The elegant grand house suited its owner, and was not nearly as terrifying as Pike had depicted it. The estate grounds were well tended and lushly green under the West Sussex sun. The day turned quite hot as they toured the gardens, Callie thrilled by the complex hedge maze, getting completely lost in it as her ineptitude at puzzles trumped her rather good orienteering skills. Lucius had to finally fetch her out.
An entertaining raconteur, Nathan told the story of the house, how the Venables had fallen on dire financial times and, as typical of the era, the marriage of the only daughter—Elizabeth—to the son—Neville—of wealthy merchant-class Ransomes, had saved the family home, though Elizabeth’s father had been the last of his line and there were no more Venables of the name to save the family home for. About the falling out between Lily and Carlyle, he could only say—with some amusement—it was Crawford Family tradition to despise Ransomes.

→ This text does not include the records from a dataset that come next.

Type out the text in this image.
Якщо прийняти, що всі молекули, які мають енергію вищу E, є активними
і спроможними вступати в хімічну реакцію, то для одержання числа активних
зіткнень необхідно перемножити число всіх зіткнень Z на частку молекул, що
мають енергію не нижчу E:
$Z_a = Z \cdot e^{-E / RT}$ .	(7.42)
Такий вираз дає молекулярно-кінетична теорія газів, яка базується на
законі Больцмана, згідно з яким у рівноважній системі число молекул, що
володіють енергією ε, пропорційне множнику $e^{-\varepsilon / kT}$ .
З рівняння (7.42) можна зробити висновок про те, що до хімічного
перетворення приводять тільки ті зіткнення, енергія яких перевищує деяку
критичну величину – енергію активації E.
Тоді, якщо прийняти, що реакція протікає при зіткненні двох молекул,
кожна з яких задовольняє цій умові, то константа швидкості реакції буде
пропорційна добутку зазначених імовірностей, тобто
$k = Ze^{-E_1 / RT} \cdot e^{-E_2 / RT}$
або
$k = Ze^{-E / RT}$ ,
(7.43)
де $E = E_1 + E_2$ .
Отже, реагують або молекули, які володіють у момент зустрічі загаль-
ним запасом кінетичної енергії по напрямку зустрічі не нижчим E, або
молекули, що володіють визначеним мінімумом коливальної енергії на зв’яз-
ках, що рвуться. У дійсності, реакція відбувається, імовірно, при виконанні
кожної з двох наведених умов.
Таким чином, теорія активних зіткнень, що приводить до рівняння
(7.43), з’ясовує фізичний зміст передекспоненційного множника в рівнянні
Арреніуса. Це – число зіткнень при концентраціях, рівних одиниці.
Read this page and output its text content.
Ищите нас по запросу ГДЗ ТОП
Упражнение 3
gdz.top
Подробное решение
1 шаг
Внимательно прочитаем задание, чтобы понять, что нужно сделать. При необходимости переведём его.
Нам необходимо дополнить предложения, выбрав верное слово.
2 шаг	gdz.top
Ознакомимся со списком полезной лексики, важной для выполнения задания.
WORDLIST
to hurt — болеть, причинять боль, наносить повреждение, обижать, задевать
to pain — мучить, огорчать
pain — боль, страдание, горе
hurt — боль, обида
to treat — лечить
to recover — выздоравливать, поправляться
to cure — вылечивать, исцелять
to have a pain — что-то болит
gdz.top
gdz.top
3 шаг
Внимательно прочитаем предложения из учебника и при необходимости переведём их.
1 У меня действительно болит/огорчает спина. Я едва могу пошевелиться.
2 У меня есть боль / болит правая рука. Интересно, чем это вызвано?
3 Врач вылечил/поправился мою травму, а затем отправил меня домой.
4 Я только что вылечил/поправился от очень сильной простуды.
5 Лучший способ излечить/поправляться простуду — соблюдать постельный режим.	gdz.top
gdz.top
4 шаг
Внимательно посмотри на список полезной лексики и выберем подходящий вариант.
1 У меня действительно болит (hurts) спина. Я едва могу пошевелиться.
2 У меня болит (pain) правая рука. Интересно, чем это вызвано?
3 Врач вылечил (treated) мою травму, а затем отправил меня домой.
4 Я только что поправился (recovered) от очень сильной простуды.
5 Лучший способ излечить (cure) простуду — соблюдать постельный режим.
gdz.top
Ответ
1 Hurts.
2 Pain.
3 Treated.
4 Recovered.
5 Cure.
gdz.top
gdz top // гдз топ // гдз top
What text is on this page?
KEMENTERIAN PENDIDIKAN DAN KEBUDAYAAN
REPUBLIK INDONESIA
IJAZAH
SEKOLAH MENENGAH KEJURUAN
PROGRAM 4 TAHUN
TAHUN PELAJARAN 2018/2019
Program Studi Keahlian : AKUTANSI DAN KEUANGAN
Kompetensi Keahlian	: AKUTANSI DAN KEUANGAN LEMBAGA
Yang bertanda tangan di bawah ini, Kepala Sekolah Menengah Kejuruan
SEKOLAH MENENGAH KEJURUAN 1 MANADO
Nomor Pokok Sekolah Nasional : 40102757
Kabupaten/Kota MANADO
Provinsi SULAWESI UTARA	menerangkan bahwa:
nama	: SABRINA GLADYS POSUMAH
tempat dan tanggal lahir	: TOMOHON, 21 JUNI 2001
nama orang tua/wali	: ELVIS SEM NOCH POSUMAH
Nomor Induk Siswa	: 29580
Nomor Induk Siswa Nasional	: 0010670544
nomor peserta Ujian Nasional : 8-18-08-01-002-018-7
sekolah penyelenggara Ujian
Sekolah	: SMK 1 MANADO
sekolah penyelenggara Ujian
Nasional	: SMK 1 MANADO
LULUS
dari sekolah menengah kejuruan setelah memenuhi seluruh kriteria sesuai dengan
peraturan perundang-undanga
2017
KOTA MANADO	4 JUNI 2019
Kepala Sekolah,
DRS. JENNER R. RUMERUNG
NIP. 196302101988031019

Inside again, waiting for lunch to be served, Nathan walked them through the long gallery of family portraits. Neville was there, the portrait of a solemn—almost sad—young man; he was the only Ransome in the collection. The portrait of Elizabeth showed her blue eyes, but the artist had failed to capture the star-sapphire quality of the colour, rendering them a less impressive, harder and darker shade. There were many Venables, dating back to the mid-1700s, and then Crawfords from the late-nineteenth century on, starting with Lily’s husband, John.